2015年03月20日号

主人在宅ストレス症候群


 毎年定期的に「特定健診」を受けている60歳代前半の主婦A子さん。いつもの受診時に「母は糖尿病、父は高血圧だし…でも私は元気!」と言っていたが、今回の検診時には「ちょっとしたことでドキドキしたり、夜中に目が覚めて胸が苦しくなったり、ときどき喉に何かがつかえたような違和感が…」と。診察をしたが、血圧や心電図も含めて異常は認められない。


 血液データでは、悪玉コレステロールが少し高めだが、服薬を必要とするレベルではない。喉の違和感が気になって上部消化管内視鏡検査を実施したが、異常所見は皆無。彼女に「症状が何時頃から出現?」と尋ねると「半年ほど前の昨年7月頃」と。精神的な要因を疑い、生活環境などに変化がなかったか尋ねた。「単身赴任だった主人が昨年4月に退職し、家にいて何かと気遣ってくれるけど…かえって…」と言いよどんだ。


 「亭主、元気で留守がいい」とは20数年前のコマーシャル。「この時期から種々の不定愁訴を訴える60歳代の女性が増加した」と主人在宅ストレス症候群の提唱者=黒川順夫医師が言っている。退職者が「我が家」に戻って妻と一日中過ごす。妻は生活パターンを崩され、些細なことで余計な確執を生みトラブルに。
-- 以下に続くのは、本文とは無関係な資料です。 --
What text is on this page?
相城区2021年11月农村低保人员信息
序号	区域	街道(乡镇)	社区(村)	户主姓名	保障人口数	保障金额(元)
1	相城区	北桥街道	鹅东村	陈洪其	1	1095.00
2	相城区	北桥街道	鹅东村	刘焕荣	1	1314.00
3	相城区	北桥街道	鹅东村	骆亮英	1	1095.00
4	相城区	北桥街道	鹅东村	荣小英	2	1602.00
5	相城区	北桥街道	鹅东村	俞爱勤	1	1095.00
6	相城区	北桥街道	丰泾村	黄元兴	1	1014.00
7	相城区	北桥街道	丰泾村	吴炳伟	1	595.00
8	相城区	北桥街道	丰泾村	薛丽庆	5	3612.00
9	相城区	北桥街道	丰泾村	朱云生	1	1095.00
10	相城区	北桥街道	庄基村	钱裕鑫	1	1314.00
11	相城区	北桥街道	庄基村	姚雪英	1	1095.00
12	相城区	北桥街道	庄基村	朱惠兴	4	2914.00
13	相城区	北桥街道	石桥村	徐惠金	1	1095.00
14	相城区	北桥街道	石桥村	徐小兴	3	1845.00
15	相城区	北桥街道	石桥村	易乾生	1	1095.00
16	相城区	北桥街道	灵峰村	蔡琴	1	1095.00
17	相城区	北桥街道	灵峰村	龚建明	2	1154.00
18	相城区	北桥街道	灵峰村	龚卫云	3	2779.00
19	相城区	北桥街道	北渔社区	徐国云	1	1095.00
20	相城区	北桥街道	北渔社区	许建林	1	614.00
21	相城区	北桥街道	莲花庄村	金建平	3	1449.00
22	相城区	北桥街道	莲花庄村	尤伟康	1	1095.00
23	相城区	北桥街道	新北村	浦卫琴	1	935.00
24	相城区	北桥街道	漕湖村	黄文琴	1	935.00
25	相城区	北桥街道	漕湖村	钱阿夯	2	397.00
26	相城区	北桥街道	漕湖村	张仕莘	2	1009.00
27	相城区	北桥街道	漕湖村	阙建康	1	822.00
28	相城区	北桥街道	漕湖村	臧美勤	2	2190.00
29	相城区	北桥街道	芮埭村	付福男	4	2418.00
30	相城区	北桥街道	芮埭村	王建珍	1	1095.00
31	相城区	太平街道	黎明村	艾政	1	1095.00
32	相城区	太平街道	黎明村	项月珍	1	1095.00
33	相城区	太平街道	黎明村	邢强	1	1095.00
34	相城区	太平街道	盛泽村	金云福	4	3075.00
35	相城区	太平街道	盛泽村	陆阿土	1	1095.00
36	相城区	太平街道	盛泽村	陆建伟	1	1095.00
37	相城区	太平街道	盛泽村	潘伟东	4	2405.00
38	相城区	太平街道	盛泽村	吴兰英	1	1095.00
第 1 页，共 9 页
 A子さんもこの症例に相当しそうだ。この症候群が発症する要因は様々だが、夫側の要因としては、仕事が生きがいで趣味がなく、家事には興味がない。妻側の要因としては、責任感が強く潔癖症、自己主張が不得手でストレス発散できる趣味がないなど。この逆であれば、この症候群に陥らないですむはずだが、簡単にはいかない。私の場合は朝から晩まで妻と一緒だが、定期的に妻がヨガ教室に出向き、時に自ら「フラフラ病」と称するデパ地下巡りをするので、ここで一息。人間は生まれてから死ぬまで全くの一人きりにはなれないが、時には自由に使える時間も必要だとつくづく思う。